A PATIENT'S death could have been avoided if a health board had diagnosed a man's hernia issues correctly, according to a damning report by the Public Services Ombudsman for Wales.

Cardiff and Vale Health Board failed to adequately assess a patient’s clinical history and symptoms and did not admit him to the ITU after surgery which ultimately led to his deterioration and death, according to a public interest report.

Mr Y, as the report calls the patient, had a “bowel obstruction/strangulated hernia” that medics missed in what the Ombudsman called “a significant service failure”.

Commenting on the report, Michelle Morris of the Ombudsman, said the man’s family’s lives had been destroyed and they still did not have answers.

“I am saddened to conclude that, had these clinical failings not occurred and had the patient received appropriate care following surgery, his deterioration and death, on balance, might have been prevented,” said Ms Morris.

Suzanne Rankin, chief executive for Cardiff and Vale University Health Board, who apologised to the family, said it was not cast iron that the outcome of the case could have been changed. 

“It is always difficult when we cannot say with certainty if the sad outcome could have been different," said Ms Rankin. 

"It is evident that there were missed opportunities identified in the report. We are implementing the recommendations from the Ombudsman.

"We would welcome the opportunity to meet with the family of Mr Y to discuss the report and recommendations in more detail.”

Ms Morris went on the describe the family's anguish.

“When complaining to us, Miss X told us that the family’s lives had been destroyed and they still did not have answers," added Ms Morris.

"I have no doubt that the findings of this report will be a source of great distress to her and her family.”

Ombudsman reports failings at University Hospital of Wales

The Ombudsman launched an investigation after a woman, referred to only as Miss X, complained about the care and treatment that her late father, received at University Hospital of Wales in March 2020. 

Her father, Mr Y, went to the Emergency Department with symptoms of obstructed hernia and bowel obstruction. However, he was discharged without being adequately assessed.

Two days later, he was admitted to hospital, but sadly died a few days later after emergency surgery.

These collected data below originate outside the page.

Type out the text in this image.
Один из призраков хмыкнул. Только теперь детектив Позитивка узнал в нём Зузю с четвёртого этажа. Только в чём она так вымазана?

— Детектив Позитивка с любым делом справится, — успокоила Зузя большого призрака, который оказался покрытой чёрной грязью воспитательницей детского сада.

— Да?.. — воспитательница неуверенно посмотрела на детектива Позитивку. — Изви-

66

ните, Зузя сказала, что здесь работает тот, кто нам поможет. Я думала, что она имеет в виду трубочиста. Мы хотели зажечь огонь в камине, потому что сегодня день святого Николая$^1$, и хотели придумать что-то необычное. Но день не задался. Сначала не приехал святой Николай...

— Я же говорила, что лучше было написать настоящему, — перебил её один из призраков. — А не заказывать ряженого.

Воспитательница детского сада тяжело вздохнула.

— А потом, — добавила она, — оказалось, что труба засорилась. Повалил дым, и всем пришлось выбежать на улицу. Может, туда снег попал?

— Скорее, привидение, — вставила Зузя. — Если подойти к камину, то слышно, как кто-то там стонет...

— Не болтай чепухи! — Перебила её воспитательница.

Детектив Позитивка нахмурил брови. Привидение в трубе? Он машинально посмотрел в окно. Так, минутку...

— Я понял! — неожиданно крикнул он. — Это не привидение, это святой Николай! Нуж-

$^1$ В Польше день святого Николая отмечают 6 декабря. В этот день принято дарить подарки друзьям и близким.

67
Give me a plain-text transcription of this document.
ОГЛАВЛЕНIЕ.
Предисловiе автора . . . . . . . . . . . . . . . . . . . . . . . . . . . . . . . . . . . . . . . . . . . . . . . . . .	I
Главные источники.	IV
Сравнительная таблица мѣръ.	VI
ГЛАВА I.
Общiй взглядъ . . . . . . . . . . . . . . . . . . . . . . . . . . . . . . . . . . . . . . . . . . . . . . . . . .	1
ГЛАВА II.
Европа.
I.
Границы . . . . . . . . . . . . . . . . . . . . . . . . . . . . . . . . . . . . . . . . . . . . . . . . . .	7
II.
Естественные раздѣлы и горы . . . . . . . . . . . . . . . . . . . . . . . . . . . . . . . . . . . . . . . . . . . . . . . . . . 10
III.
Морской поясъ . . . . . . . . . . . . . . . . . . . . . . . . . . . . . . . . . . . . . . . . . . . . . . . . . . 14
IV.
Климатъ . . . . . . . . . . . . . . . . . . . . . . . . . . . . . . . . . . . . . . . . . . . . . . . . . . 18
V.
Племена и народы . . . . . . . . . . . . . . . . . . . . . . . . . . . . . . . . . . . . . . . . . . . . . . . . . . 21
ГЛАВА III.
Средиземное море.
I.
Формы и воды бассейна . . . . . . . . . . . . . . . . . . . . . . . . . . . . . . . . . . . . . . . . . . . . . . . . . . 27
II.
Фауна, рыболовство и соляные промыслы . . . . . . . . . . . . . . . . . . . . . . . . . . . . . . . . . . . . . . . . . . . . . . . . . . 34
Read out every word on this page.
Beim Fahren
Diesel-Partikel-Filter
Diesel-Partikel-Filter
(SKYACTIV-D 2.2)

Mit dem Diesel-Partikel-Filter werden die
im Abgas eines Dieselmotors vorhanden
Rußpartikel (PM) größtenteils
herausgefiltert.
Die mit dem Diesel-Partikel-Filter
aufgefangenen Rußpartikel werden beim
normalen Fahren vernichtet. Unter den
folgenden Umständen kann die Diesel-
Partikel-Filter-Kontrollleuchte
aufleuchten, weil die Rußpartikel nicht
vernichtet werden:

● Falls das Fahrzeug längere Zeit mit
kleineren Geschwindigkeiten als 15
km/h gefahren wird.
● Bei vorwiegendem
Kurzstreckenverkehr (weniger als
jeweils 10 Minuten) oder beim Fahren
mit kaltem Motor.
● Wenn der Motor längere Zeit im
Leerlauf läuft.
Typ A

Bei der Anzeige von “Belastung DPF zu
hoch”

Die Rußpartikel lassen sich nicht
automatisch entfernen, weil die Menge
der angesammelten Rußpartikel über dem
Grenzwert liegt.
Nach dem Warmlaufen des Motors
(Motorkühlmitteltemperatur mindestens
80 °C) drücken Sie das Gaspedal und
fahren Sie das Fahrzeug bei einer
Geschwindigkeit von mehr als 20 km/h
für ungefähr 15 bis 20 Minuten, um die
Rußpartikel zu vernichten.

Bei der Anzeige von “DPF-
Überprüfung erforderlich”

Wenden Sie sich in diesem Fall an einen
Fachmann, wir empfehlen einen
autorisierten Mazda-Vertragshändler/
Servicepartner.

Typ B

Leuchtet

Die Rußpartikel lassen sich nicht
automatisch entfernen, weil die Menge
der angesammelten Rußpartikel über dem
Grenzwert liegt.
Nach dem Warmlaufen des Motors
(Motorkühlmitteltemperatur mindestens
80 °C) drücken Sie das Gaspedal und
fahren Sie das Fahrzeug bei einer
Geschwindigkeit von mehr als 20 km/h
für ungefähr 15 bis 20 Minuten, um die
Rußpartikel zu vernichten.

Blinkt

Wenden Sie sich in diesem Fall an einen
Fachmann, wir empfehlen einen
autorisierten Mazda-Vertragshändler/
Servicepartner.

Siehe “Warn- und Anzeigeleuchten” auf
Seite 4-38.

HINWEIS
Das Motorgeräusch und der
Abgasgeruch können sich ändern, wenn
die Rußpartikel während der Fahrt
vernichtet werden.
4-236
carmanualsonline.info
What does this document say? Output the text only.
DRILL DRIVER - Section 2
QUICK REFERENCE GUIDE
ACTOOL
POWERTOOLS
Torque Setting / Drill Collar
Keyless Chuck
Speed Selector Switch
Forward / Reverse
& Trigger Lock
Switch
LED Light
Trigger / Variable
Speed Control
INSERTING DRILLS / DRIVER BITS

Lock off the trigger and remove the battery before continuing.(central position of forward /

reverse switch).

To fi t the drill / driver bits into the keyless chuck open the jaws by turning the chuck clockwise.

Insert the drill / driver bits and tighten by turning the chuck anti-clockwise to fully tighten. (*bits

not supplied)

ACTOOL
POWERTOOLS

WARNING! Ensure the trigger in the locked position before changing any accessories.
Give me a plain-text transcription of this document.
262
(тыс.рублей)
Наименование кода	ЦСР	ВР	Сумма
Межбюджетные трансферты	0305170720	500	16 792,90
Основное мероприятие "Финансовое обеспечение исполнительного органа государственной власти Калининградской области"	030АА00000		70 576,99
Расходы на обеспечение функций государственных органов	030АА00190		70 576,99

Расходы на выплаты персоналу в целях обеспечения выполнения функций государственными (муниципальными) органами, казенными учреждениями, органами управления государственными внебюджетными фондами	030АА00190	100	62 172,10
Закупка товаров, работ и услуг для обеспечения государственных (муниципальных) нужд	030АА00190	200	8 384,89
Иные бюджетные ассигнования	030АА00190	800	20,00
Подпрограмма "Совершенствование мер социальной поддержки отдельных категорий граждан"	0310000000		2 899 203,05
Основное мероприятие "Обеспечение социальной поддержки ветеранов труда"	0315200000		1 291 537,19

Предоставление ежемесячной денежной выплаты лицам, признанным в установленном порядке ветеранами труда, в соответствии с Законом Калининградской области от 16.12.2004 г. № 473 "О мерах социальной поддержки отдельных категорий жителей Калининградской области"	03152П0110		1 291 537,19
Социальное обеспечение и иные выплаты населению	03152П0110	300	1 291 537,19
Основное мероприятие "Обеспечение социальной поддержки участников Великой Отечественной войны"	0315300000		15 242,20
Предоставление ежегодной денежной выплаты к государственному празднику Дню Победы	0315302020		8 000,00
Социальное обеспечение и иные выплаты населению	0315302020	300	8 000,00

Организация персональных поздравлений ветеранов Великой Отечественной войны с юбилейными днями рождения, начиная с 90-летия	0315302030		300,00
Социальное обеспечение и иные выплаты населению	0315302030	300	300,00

The Ombudsman found that when Mr Y was first admitted the health board did not adequately consider his clinical history and new symptoms. All these symptoms pointed to an acute obstructed hernia which needed treatment – yet the patient was discharged.

When he was admitted to hospital two days later, his condition was not promptly diagnosed, which led to a delay in an emergency surgery. And, although he was very unwell following the surgery, he was not moved to the Intensive Care Unit, which could have increased his chances of survival. Had these failings not occurred, the outcome might have been different, recorded the Ombudsman.

The Ombudsman recommended that CVUHB should provide a written apology to Miss X for the failings identified in her report.

In addition, they recommended that the Health Board should review with relevant staff how hernias are assessed and diagnosed and produce an action plan based on the outcomes, a share the Ombudsman’s report with the clinical director responsible for the relevant clinicians involved in Mr Y’s care, and make sure that they reflect upon and directly discuss its findings.